Cuantos para Algernon Año IIHay cosas que por repetidas terminan pareciendo baldías. Sin embargo no conviene dejar de incidir en ellas: la labor de presentación de nuevos autores de narrativa breve en inglés que está realizando Marcheto, alma mater de Cuentos para Algernon, no tiene precio. Al ritmo de un relato mensual, una antología al año, está en proceso de erigir un hito que, al menos, parece que ha calado entre los aficionados a la ciencia ficción, la fantasía y el terror del núcleo duro; de ahí el merecido premio Ignotus como mejor página web de año 2013, compartido con la hasta ahora casi invencible La tercera fundación. Hace tres meses presentó el segundo volumen de su antología con todos los relatos publicados durante el año anterior, excepto “Pequeña américa”, de Dan Chaon, cuyo autor no dio el visto bueno para aparecer en ella.

Puestos a comenzar por algún lugar, me gustaría destacar el pequeño especial dedicado al humor situado al final de la antología; una tipología narrativa que, como bien comenta la antóloga, apenas cuenta con reconocimiento por parte de lectores y crítica. No tanto hacia los autores que la han cultivado en sus diferentes vertientes (Robert Sheckley, Fredric Brown, Kurt Vonnegut, Philip José Farmer) como hacia las obras en sí, incluso las más brillantes olvidadas en beneficio de otras de (un supuesto) mayor calado o, muchas veces, más vacías pero de temáticas más afines al grueso de lectores.
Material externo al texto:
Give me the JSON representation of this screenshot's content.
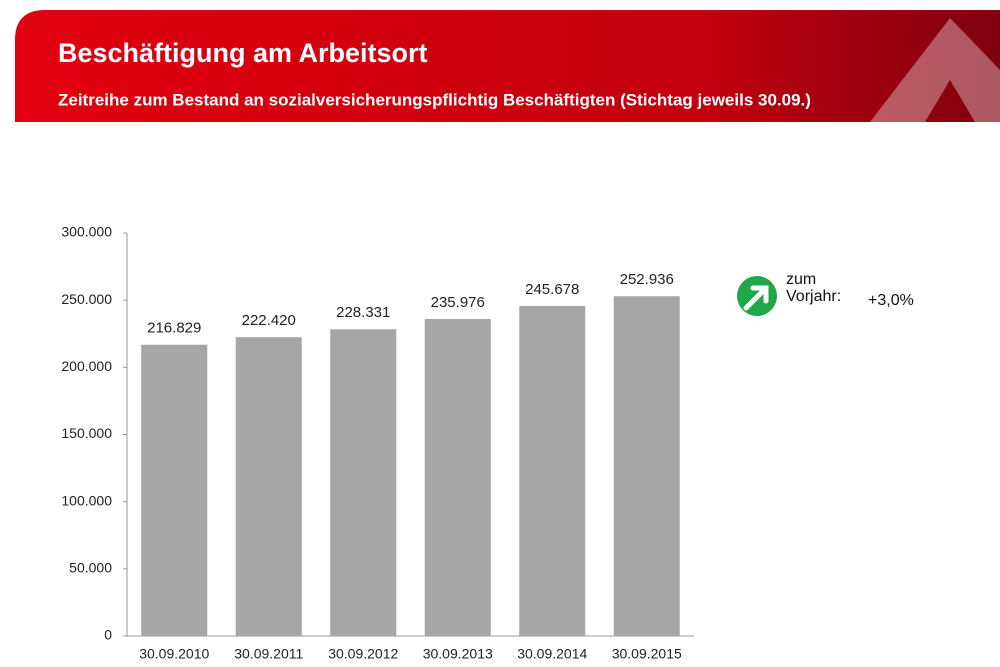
{
  "chart_data": {
    "type": "bar",
    "title": "Beschäftigung am Arbeitsort",
    "subtitle": "Zeitreihe zum Bestand an sozialversicherungspflichtig Beschäftigten (Stichtag jeweils 30.09.)",
    "categories": [
      "30.09.2010",
      "30.09.2011",
      "30.09.2012",
      "30.09.2013",
      "30.09.2014",
      "30.09.2015"
    ],
    "values": [
      216829,
      222420,
      228331,
      235976,
      245678,
      252936
    ],
    "value_labels": [
      "216.829",
      "222.420",
      "228.331",
      "235.976",
      "245.678",
      "252.936"
    ],
    "color": "#a6a6a6",
    "ylim": [
      0,
      300000
    ],
    "yticks": [
      0,
      {
        "value": 50000,
        "label": "50.000"
      },
      {
        "value": 100000,
        "label": "100.000"
      },
      {
        "value": 150000,
        "label": "150.000"
      },
      {
        "value": 200000,
        "label": "200.000"
      },
      {
        "value": 250000,
        "label": "250.000"
      },
      {
        "value": 300000,
        "label": "300.000"
      }
    ],
    "annotation": {
      "label": "zum Vorjahr:",
      "change": "+3,0%"
    }
  }
}
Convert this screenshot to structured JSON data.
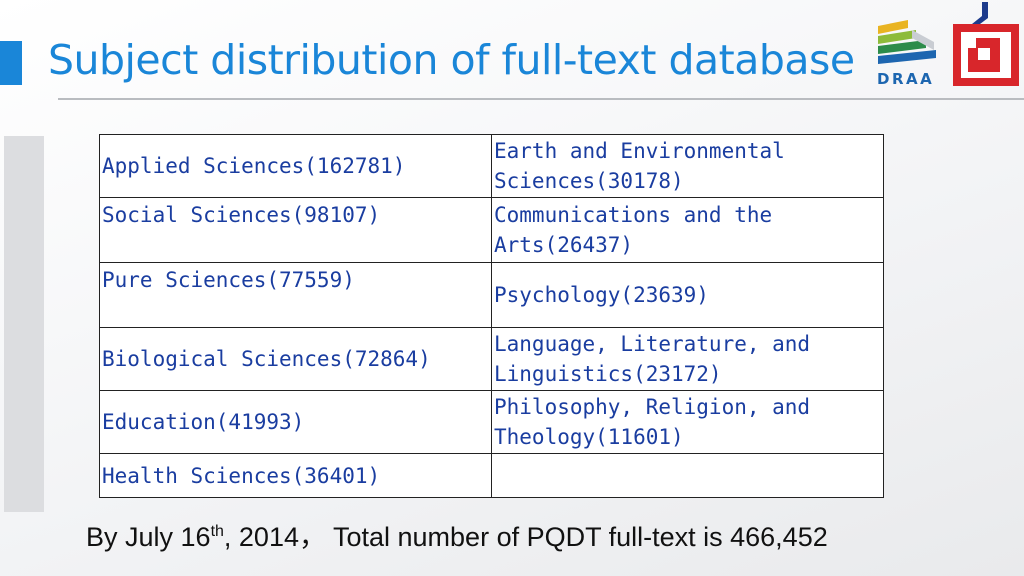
{
  "slide": {
    "title": "Subject distribution of full-text database",
    "logo_text": "DRAA"
  },
  "table": {
    "rows": [
      [
        "Applied Sciences(162781)",
        "Earth and Environmental Sciences(30178)"
      ],
      [
        "Social Sciences(98107)",
        "Communications and the Arts(26437)"
      ],
      [
        "Pure Sciences(77559)",
        "Psychology(23639)"
      ],
      [
        "Biological Sciences(72864)",
        "Language, Literature, and Linguistics(23172)"
      ],
      [
        "Education(41993)",
        "Philosophy, Religion, and Theology(11601)"
      ],
      [
        "Health Sciences(36401)",
        ""
      ]
    ]
  },
  "footer": {
    "prefix": "By July 16",
    "superscript": "th",
    "suffix": ", 2014， Total number of PQDT full-text  is 466,452"
  },
  "colors": {
    "title": "#1a86d8",
    "table_text": "#1a3da0",
    "logo_red": "#d8262b",
    "logo_navy": "#1d3b8c"
  }
}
La aportación de este Cuentos para Algernon es un tanto desigual y honestamente me cuesta ver el ingenio insidioso de los autores citados en la selección de relatos, especialmente en los dos últimos. Aun así “La llamada de la compañía de tortillas”, de Ken Liu, como sátira de los cuentos lovecraftianos en clave mercadotécnica, y “Un Opera bello Spazio”, de Oliver Buckram, una vibrante ópera espacial en el sentido más estricto de la palabra, irradian ingenio y funcionan como sátiras de sus dos blancos respectivos. Incluso el de Liu es un artefacto sagaz que va más allá del guiño al maestro de Providence y extiende sus tentáculos hacia terrenos como la mercadotecnia o el espionaje industrial. Arena de otro costal son el segundo cuento de Buckram, “Media conversación, oída desde el interior de una babosa inteligente”, cuya principal virtud es su brevedad, y “De mat y mates”, de Anatoly Belilovsky, supongo que porque el humor apela a valores todavía más personales que cualquier otro tipo de ficción. No terminé de encontrar la gracia a esta historia sobre las conexiones que una pasión puede llevar a establecer entre personajes de lo más diverso sometidos al caos del mundo.